The book Causal Inference for Statistics, Social, and Biomedical Sciences by Imbens and Rubin (2015) provides excellent coverage of matching and its theoretical underpinnings. I also recommend Stuart (2010)’s seminal review paper cited below. The MatchIt and Matching R packages documentation are also goldmines for practical implementation details.

References

Abadie, A., & Imbens, G. W. (2016). Matching on the estimated propensity score. Econometrica, 84(2), 781-807.

Ben-Michael, E., Feller, A., Hirshberg, D. A., & Zubizarreta, J. R. (2021). The balancing act in causal inference. arXiv preprint arXiv:2110.14831.

Diamond, A., & Sekhon, J. S. (2013).
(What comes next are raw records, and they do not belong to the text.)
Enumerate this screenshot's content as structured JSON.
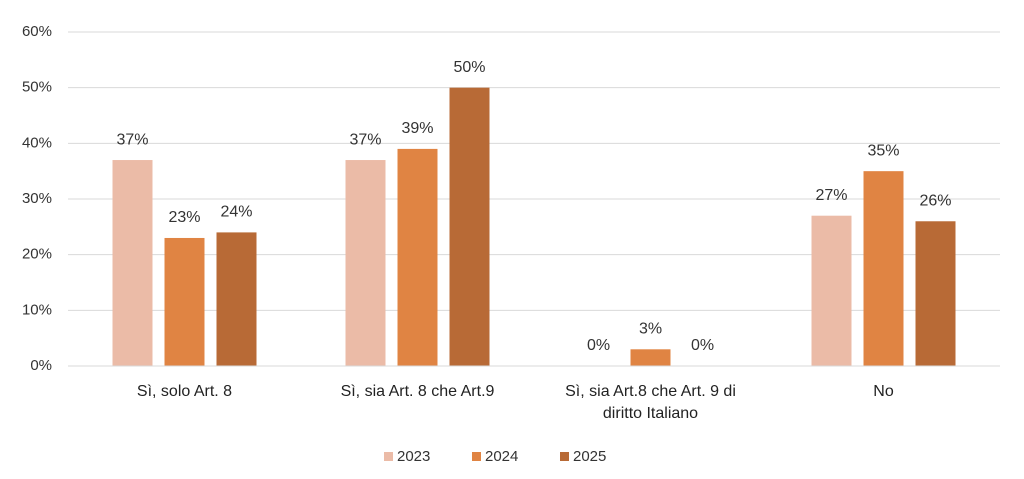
{
  "chart_data": {
    "type": "bar",
    "categories": [
      "Sì, solo Art. 8",
      "Sì, sia Art. 8 che Art.9",
      "Sì, sia Art.8 che Art. 9 di diritto Italiano",
      "No"
    ],
    "series": [
      {
        "name": "2023",
        "color": "#ebbba7",
        "values": [
          37,
          37,
          0,
          27
        ],
        "value_labels": [
          "37%",
          "37%",
          "0%",
          "27%"
        ]
      },
      {
        "name": "2024",
        "color": "#e08443",
        "values": [
          23,
          39,
          3,
          35
        ],
        "value_labels": [
          "23%",
          "39%",
          "3%",
          "35%"
        ]
      },
      {
        "name": "2025",
        "color": "#b86a36",
        "values": [
          24,
          50,
          0,
          26
        ],
        "value_labels": [
          "24%",
          "50%",
          "0%",
          "26%"
        ]
      }
    ],
    "ylim": [
      0,
      60
    ],
    "yticks": [
      {
        "value": 0,
        "label": "0%"
      },
      {
        "value": 10,
        "label": "10%"
      },
      {
        "value": 20,
        "label": "20%"
      },
      {
        "value": 30,
        "label": "30%"
      },
      {
        "value": 40,
        "label": "40%"
      },
      {
        "value": 50,
        "label": "50%"
      },
      {
        "value": 60,
        "label": "60%"
      }
    ],
    "grid": true,
    "legend": "bottom"
  }
}
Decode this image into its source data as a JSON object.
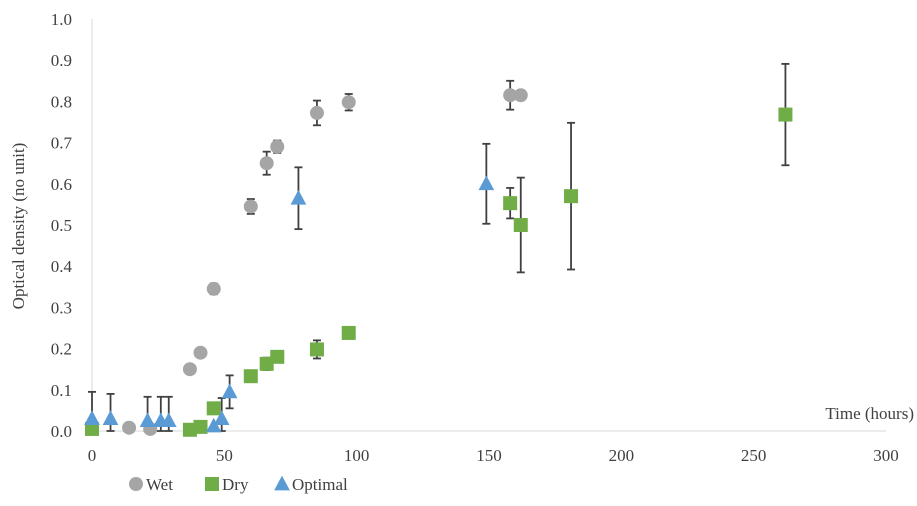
{
  "chart_data": {
    "type": "scatter",
    "title": "",
    "xlabel": "Time (hours)",
    "ylabel": "Optical density (no unit)",
    "xlim": [
      0,
      300
    ],
    "ylim": [
      0,
      1.0
    ],
    "x_ticks": [
      "0",
      "50",
      "100",
      "150",
      "200",
      "250",
      "300"
    ],
    "y_ticks": [
      "0.0",
      "0.1",
      "0.2",
      "0.3",
      "0.4",
      "0.5",
      "0.6",
      "0.7",
      "0.8",
      "0.9",
      "1.0"
    ],
    "grid": false,
    "legend_position": "bottom-left",
    "series": [
      {
        "name": "Wet",
        "marker": "circle",
        "color": "#A5A5A5",
        "points": [
          {
            "x": 14,
            "y": 0.008,
            "err": 0
          },
          {
            "x": 22,
            "y": 0.005,
            "err": 0
          },
          {
            "x": 37,
            "y": 0.15,
            "err": 0
          },
          {
            "x": 41,
            "y": 0.19,
            "err": 0
          },
          {
            "x": 46,
            "y": 0.345,
            "err": 0.013
          },
          {
            "x": 60,
            "y": 0.545,
            "err": 0.018
          },
          {
            "x": 66,
            "y": 0.65,
            "err": 0.028
          },
          {
            "x": 70,
            "y": 0.69,
            "err": 0.015
          },
          {
            "x": 85,
            "y": 0.772,
            "err": 0.03
          },
          {
            "x": 97,
            "y": 0.798,
            "err": 0.02
          },
          {
            "x": 158,
            "y": 0.815,
            "err": 0.035
          },
          {
            "x": 162,
            "y": 0.815,
            "err": 0.012
          }
        ]
      },
      {
        "name": "Dry",
        "marker": "square",
        "color": "#70AD47",
        "points": [
          {
            "x": 0,
            "y": 0.005,
            "err": 0
          },
          {
            "x": 37,
            "y": 0.003,
            "err": 0
          },
          {
            "x": 41,
            "y": 0.01,
            "err": 0
          },
          {
            "x": 46,
            "y": 0.055,
            "err": 0
          },
          {
            "x": 60,
            "y": 0.133,
            "err": 0.01
          },
          {
            "x": 66,
            "y": 0.163,
            "err": 0.015
          },
          {
            "x": 70,
            "y": 0.18,
            "err": 0.007
          },
          {
            "x": 85,
            "y": 0.198,
            "err": 0.022
          },
          {
            "x": 97,
            "y": 0.238,
            "err": 0
          },
          {
            "x": 158,
            "y": 0.553,
            "err": 0.037
          },
          {
            "x": 162,
            "y": 0.5,
            "err": 0.115
          },
          {
            "x": 181,
            "y": 0.57,
            "err": 0.178
          },
          {
            "x": 262,
            "y": 0.768,
            "err": 0.123
          }
        ]
      },
      {
        "name": "Optimal",
        "marker": "triangle",
        "color": "#5B9BD5",
        "points": [
          {
            "x": 0,
            "y": 0.03,
            "err": 0.065
          },
          {
            "x": 7,
            "y": 0.03,
            "err": 0.06
          },
          {
            "x": 21,
            "y": 0.025,
            "err": 0.058
          },
          {
            "x": 26,
            "y": 0.025,
            "err": 0.058
          },
          {
            "x": 29,
            "y": 0.025,
            "err": 0.058
          },
          {
            "x": 46,
            "y": 0.012,
            "err": 0
          },
          {
            "x": 49,
            "y": 0.03,
            "err": 0.05
          },
          {
            "x": 52,
            "y": 0.095,
            "err": 0.04
          },
          {
            "x": 78,
            "y": 0.565,
            "err": 0.075
          },
          {
            "x": 149,
            "y": 0.6,
            "err": 0.097
          }
        ]
      }
    ]
  }
}
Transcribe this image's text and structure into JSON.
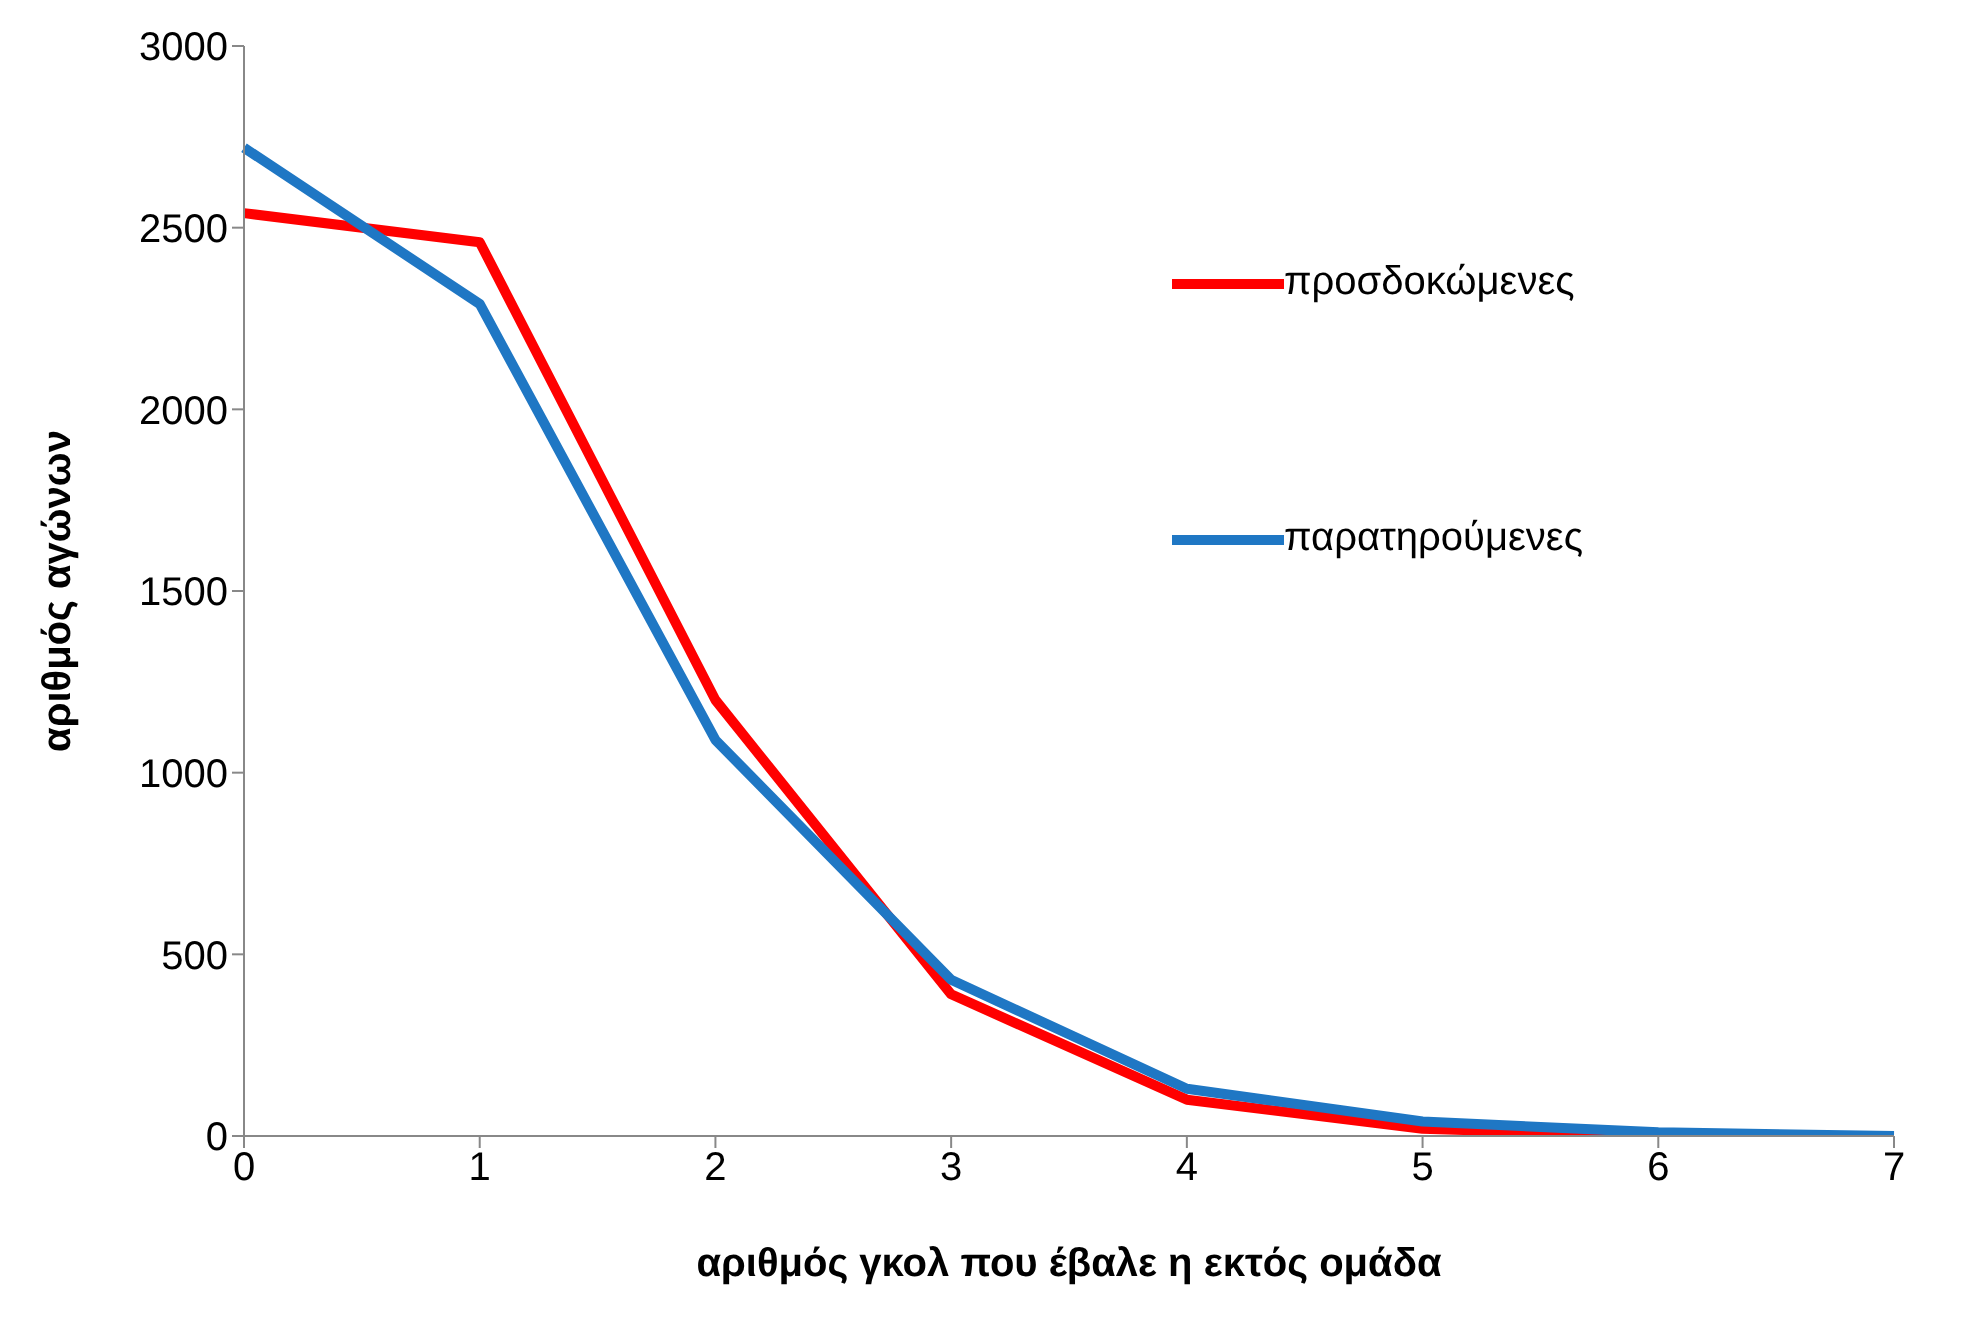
{
  "chart_data": {
    "type": "line",
    "xlabel": "αριθμός γκολ που έβαλε η εκτός ομάδα",
    "ylabel": "αριθμός αγώνων",
    "categories": [
      "0",
      "1",
      "2",
      "3",
      "4",
      "5",
      "6",
      "7"
    ],
    "series": [
      {
        "name": "προσδοκώμενες",
        "color": "#ff0000",
        "values": [
          2540,
          2460,
          1200,
          390,
          100,
          20,
          0,
          0
        ]
      },
      {
        "name": "παρατηρούμενες",
        "color": "#1f77c4",
        "values": [
          2720,
          2290,
          1090,
          430,
          130,
          40,
          10,
          0
        ]
      }
    ],
    "ylim": [
      0,
      3000
    ],
    "yticks": [
      0,
      500,
      1000,
      1500,
      2000,
      2500,
      3000
    ],
    "grid": false,
    "legend": "top right",
    "marker": "none",
    "line_style": "solid"
  }
}
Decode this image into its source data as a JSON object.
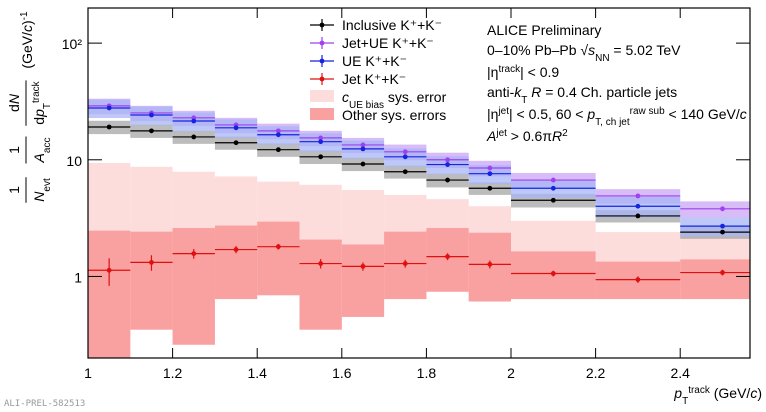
{
  "chart_data": {
    "type": "errorbar",
    "footer": "ALI-PREL-582513",
    "x_label": [
      {
        "text": "p",
        "style": "italic"
      },
      {
        "text": "T",
        "style": "sub"
      },
      {
        "text": "track",
        "style": "sup"
      },
      {
        "text": " (GeV/"
      },
      {
        "text": "c",
        "style": "italic"
      },
      {
        "text": ")"
      }
    ],
    "y_label": {
      "fractions": [
        {
          "num": [
            {
              "text": "1"
            }
          ],
          "den": [
            {
              "text": "N",
              "style": "italic"
            },
            {
              "text": "evt",
              "style": "sub"
            }
          ]
        },
        {
          "num": [
            {
              "text": "1"
            }
          ],
          "den": [
            {
              "text": "A",
              "style": "italic"
            },
            {
              "text": "acc",
              "style": "sub"
            }
          ]
        },
        {
          "num": [
            {
              "text": "d"
            },
            {
              "text": "N",
              "style": "italic"
            }
          ],
          "den": [
            {
              "text": "d"
            },
            {
              "text": "p",
              "style": "italic"
            },
            {
              "text": "T",
              "style": "sub"
            },
            {
              "text": "track",
              "style": "sup"
            }
          ]
        }
      ],
      "unit": [
        {
          "text": "(GeV/"
        },
        {
          "text": "c",
          "style": "italic"
        },
        {
          "text": ")"
        },
        {
          "text": "-1",
          "style": "sup"
        }
      ]
    },
    "annotations": [
      [
        {
          "text": "ALICE Preliminary"
        }
      ],
      [
        {
          "text": "0–10% Pb–Pb √"
        },
        {
          "text": "s",
          "style": "italic"
        },
        {
          "text": "NN",
          "style": "sub"
        },
        {
          "text": " = 5.02 TeV"
        }
      ],
      [
        {
          "text": "|η"
        },
        {
          "text": "track",
          "style": "sup"
        },
        {
          "text": "| < 0.9"
        }
      ],
      [
        {
          "text": "anti-"
        },
        {
          "text": "k",
          "style": "italic"
        },
        {
          "text": "T",
          "style": "sub"
        },
        {
          "text": " R",
          "style": "italic"
        },
        {
          "text": " = 0.4 Ch. particle jets"
        }
      ],
      [
        {
          "text": "|η"
        },
        {
          "text": "jet",
          "style": "sup"
        },
        {
          "text": "| < 0.5, 60 < "
        },
        {
          "text": "p",
          "style": "italic"
        },
        {
          "text": "T, ch jet",
          "style": "sub"
        },
        {
          "text": "raw sub",
          "style": "sup"
        },
        {
          "text": " < 140 GeV/"
        },
        {
          "text": "c",
          "style": "italic"
        }
      ],
      [
        {
          "text": "A",
          "style": "italic"
        },
        {
          "text": "jet",
          "style": "sup"
        },
        {
          "text": " > 0.6π"
        },
        {
          "text": "R",
          "style": "italic"
        },
        {
          "text": "2",
          "style": "sup"
        }
      ]
    ],
    "xlim": [
      1,
      2.565
    ],
    "ylim": [
      0.2,
      200
    ],
    "log_y": true,
    "xticks": [
      1,
      1.2,
      1.4,
      1.6,
      1.8,
      2,
      2.2,
      2.4
    ],
    "yticks": [
      1,
      10,
      {
        "value": 100,
        "label": "10²"
      }
    ],
    "bins": [
      1,
      1.1,
      1.2,
      1.3,
      1.4,
      1.5,
      1.6,
      1.7,
      1.8,
      1.9,
      2,
      2.2,
      2.4,
      2.6
    ],
    "x": [
      1.05,
      1.15,
      1.25,
      1.35,
      1.45,
      1.55,
      1.65,
      1.75,
      1.85,
      1.95,
      2.1,
      2.3,
      2.5
    ],
    "bands": [
      {
        "name": [
          {
            "text": "c",
            "style": "italic"
          },
          {
            "text": "UE bias",
            "style": "sub"
          },
          {
            "text": " sys. error"
          }
        ],
        "color": "#fddcdc",
        "low": [
          0.2,
          0.35,
          0.26,
          0.64,
          0.69,
          0.35,
          0.45,
          0.64,
          0.74,
          0.61,
          0.64,
          0.64,
          0.64
        ],
        "high": [
          9.4,
          8.7,
          7.9,
          7.2,
          6.5,
          6.1,
          5.5,
          5.0,
          4.6,
          4.0,
          3.0,
          2.4,
          2.25
        ]
      },
      {
        "name": [
          {
            "text": "Other sys. errors"
          }
        ],
        "color": "#f9a0a0",
        "low": [
          0.2,
          0.35,
          0.26,
          0.64,
          0.69,
          0.35,
          0.45,
          0.64,
          0.74,
          0.61,
          0.64,
          0.64,
          0.64
        ],
        "high": [
          2.47,
          2.42,
          2.6,
          2.73,
          2.95,
          2.07,
          1.88,
          2.42,
          2.6,
          2.37,
          1.64,
          1.34,
          1.4
        ]
      }
    ],
    "series": [
      {
        "name": "Inclusive K⁺+K⁻",
        "color": "#000000",
        "band_color": "#a6a6a6",
        "values": [
          19.1,
          17.7,
          15.7,
          14.0,
          12.2,
          10.6,
          9.2,
          7.9,
          6.7,
          5.7,
          4.5,
          3.3,
          2.4
        ],
        "sys": [
          2.5,
          2.3,
          2.0,
          1.8,
          1.6,
          1.4,
          1.2,
          1.0,
          0.9,
          0.7,
          0.6,
          0.4,
          0.3
        ]
      },
      {
        "name": "Jet+UE K⁺+K⁻",
        "color": "#a040f0",
        "band_color": "#c9a6f5",
        "values": [
          29,
          25.2,
          22.9,
          19.9,
          17.7,
          15.4,
          13.4,
          11.7,
          10,
          8.5,
          6.7,
          4.9,
          3.8
        ],
        "sys": [
          4.4,
          3.8,
          3.4,
          3.0,
          2.7,
          2.3,
          2.0,
          1.8,
          1.5,
          1.3,
          1.0,
          0.7,
          0.6
        ]
      },
      {
        "name": "UE K⁺+K⁻",
        "color": "#1424e0",
        "band_color": "#a8b6f5",
        "values": [
          27.8,
          24.2,
          21.5,
          18.8,
          16.4,
          14.3,
          12.4,
          10.6,
          9.1,
          7.6,
          5.7,
          4.0,
          2.7
        ],
        "sys": [
          5.0,
          4.4,
          3.9,
          3.4,
          3.0,
          2.6,
          2.2,
          1.9,
          1.6,
          1.4,
          1.0,
          0.8,
          0.5
        ]
      },
      {
        "name": "Jet K⁺+K⁻",
        "color": "#e01010",
        "values": [
          1.13,
          1.32,
          1.57,
          1.7,
          1.8,
          1.29,
          1.22,
          1.29,
          1.48,
          1.27,
          1.06,
          0.94,
          1.08
        ],
        "errors": [
          0.3,
          0.2,
          0.15,
          0.12,
          0.1,
          0.12,
          0.1,
          0.1,
          0.1,
          0.1,
          0.06,
          0.06,
          0.06
        ]
      }
    ]
  }
}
Genetic matching for estimating causal effects: A general multivariate matching method for achieving balance in observational studies. Review of Economics and Statistics, 95(3), 932-945.

Iacus, S. M., King, G., & Porro, G. (2012). Causal inference without balance checking: Coarsened exact matching. Political analysis, 20(1), 1-24.

Imbens, G. W. (2015). Matching methods in practice: Three examples. Journal of Human Resources, 50(2), 373-419.

Imbens, G. W., & Rubin, D. B. (2015). Causal Inference for Statistics, Social, and Biomedical Sciences: An Introduction. Cambridge University Press.

Rosenbaum, P. R., & Rubin, D. B. (1983). The central role of the propensity score in observational studies for causal effects. Biometrika, 70(1), 41–55.

Stuart, E. A. (2010). Matching methods for causal inference: A review and a look forward. Statistical Science, 25(1), 1–21.

Rosenbaum, P. R. (2002). Observational Studies. Springer.